E for....Engrossing. Ethics. Entertainment. Eeks!

How can Indian dance be made engrossing? Or entertaining? Is it not so, currently? Name 10 performances or productions in a year, that were worthy by way of a repeat show, abundant audience or outstanding reviews that matched the work. Ten is too many? Then how about five?

Forget us editors, critics, historians, commentators and assorted opinion makers and givers. Even if dancers don't care for our opinions - unless flattering or it suits them - what we often report or state reaches far. It reaches higher echelons of babudom, decision makers and VIPs. They often put us on committees that decide candidates for festivals, awards, even grants.

Dancers may think their art is great or they are god's gift to mankind but where's the audience? And, more importantly, where is the PAYING audience? Except in Mumbai and the Chennai Sabha December season, most dance shows are "family and friends" affair. Excuses abound after 70 years of state spoon-feeding: ours are divine dances (then please go dance in heaven; don't create hell here on earth!) Or, its inbuilt chamber-art content is that it makes it less accessible to masses, it's only for the classes (who understand sangeeta, shastra, sahitya). Some dancers ably and without much effort themselves have made it less accessible. One Delhi dame made parables saleable by stating geometric patterns as part of art discourse!

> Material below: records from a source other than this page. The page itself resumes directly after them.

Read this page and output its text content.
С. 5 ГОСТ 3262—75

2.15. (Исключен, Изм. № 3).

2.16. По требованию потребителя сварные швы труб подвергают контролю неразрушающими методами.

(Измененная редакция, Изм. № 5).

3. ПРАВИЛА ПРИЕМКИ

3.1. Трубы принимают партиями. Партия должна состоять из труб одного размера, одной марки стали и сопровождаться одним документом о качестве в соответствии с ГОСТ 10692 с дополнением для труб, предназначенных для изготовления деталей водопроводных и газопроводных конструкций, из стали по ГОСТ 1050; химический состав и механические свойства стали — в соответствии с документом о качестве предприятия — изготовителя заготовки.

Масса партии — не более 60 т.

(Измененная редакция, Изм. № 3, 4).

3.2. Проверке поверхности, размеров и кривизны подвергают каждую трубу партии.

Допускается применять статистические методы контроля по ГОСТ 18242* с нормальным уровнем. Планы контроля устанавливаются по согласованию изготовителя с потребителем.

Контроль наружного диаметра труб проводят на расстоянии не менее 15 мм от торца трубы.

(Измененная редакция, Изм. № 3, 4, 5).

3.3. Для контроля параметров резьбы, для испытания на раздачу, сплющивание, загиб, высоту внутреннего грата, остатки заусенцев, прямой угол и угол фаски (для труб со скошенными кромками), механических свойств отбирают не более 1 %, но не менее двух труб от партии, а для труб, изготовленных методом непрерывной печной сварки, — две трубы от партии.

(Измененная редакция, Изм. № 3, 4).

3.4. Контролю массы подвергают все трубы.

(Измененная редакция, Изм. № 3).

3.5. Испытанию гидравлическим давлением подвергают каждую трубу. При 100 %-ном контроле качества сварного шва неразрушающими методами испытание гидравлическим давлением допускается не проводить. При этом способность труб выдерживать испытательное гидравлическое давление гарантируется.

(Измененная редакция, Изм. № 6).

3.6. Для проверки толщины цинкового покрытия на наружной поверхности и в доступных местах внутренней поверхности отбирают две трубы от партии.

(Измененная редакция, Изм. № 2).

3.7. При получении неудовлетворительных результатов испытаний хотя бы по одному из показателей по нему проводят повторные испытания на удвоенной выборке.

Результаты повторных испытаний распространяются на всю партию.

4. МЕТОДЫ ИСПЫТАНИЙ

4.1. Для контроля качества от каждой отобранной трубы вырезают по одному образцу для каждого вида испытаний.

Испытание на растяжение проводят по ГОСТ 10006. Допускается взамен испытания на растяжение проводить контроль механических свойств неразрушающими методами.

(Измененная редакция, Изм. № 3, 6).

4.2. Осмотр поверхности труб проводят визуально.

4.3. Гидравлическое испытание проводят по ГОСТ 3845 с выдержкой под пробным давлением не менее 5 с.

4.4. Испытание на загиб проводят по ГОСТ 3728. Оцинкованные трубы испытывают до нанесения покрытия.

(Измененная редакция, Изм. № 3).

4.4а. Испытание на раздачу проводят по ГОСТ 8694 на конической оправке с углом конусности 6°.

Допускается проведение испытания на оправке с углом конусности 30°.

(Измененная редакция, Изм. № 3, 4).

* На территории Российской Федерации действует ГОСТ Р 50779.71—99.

We were at E for engrossing. I can rarely find 5 or lucky 7 dance shows or events in a year that are so. Or even entertaining, in any part of the country, any form. Is it ennui after 50 years of dance watching? As I turn 60 on last day of a leap year birthday, in some ways one feels rewarded for the richness of art in India and yet sad for the quality. It's not fatigue or ennui. It's the content. One tries to be positive (my blood group is B Positive!) because we love art. We live it. Unlike some dancers who use, abuse, misuse the art often for self glorification, getting grants or awards, critics and genuine commentators get nothing for our love of art.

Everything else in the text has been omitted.